Jean-Baptiste Del Amo, ami des animaux et… des monstres, incarnations de nos peurs et désirs enfouis. © @S.G.
Laurent Raphaël
Laurent Raphaël Rédacteur en chef Focus

Dans son nouveau roman La Nuit ravagée, Jean-Baptiste Del Amo s’empare des codes du cinéma d’horreur pour dépeindre la vie pavillonnaire dans les années 1990. Frissons et éclaboussures garantis.

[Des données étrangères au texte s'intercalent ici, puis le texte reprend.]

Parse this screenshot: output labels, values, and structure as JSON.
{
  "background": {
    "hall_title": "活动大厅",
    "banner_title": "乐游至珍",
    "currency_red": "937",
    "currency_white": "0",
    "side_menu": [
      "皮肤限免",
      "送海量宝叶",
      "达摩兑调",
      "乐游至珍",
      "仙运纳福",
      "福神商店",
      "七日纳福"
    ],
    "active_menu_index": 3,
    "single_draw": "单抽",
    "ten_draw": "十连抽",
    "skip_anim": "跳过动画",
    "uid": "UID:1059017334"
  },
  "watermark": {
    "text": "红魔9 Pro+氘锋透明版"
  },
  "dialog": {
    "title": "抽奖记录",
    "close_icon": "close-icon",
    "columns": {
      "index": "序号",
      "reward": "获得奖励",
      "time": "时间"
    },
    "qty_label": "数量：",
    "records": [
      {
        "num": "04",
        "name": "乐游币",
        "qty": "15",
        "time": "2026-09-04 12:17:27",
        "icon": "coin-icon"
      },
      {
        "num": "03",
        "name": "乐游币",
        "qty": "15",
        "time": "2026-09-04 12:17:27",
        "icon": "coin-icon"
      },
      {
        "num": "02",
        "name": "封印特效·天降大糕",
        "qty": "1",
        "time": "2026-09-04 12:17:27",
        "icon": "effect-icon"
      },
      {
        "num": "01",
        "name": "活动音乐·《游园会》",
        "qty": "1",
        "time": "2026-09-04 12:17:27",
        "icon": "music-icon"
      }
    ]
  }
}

En quelques livres puissants explorant les ravages du patriarcat sur la cellule familiale, fil rouge notamment du Fils de l’homme, Jean-Baptiste Del Amo a imposé sa voix singulière, organique, soluble dans le fantastique. Pour ce fan de Jean Genet et de Sade, le désir est indissociable de l’effroi, comme l’intime d’une nature domestiquée qui ne demande qu’à s’ensauvager. C’est frappant dans Règne animal, fable écologique interrogeant les identités et les mutations choisies ou subies. Avec La Nuit ravagée qu’il publie aujourd’hui, l’auteur d’Une éducation libertine (Goncourt du premier roman) prend une nouvelle direction. «Après Le Fils de l’homme, j’ai eu l’impression que j’en avais terminé de traiter de la question de la transmission de la violence des pères, même si elle est encore présente en arrière-plan. J’ai eu la sensation que j’étais arrivé au bout d’un chemin et que je devais trouver d’autres espaces et imaginaires à investir.» En l’occurrence ceux de la littérature de genre qui ont bercé sa jeunesse et dont il se saisit avec gourmandise pour raconter les (més)aventures de cinq ados attirés par une maison abandonnée de leur quartier. Dans la lignée d’un Stephen King, le cauchemar est ici le buvard des peurs et des désillusions d’une époque et d’une génération. Un mix de body horror et de satire sociale, d’introspection européenne et de pop culturelle américaine, qui rappelle l’électrisant The Substance avec Demi Moore. Cheveux courts, regard perçant, voix posée et raisonnement coupé au laser, le romancier nous entrouvre les portes de son monde intérieur, forcément hanté.

Comme vos personnages, vous avez grandi dans les années 1990, vous habitiez dans une banlieue résidentielle, et comme eux vous avez dévoré les films d’horreur. Peut-on parler de roman d’inspiration autobiographique?   

Jean-Baptiste Del Amo: Je ne crois pas du tout être un auteur du «je». La Nuit ravagée n’est pas mon histoire. J’avais surtout le désir de tenter de représenter la génération qui a été la mienne et aussi un territoire. Je crois que c’était d’ailleurs la première idée. Parler des lotissements. Une idée qui m’habitait déjà depuis longtemps, mais je n’avais pas trouvé la façon de le faire.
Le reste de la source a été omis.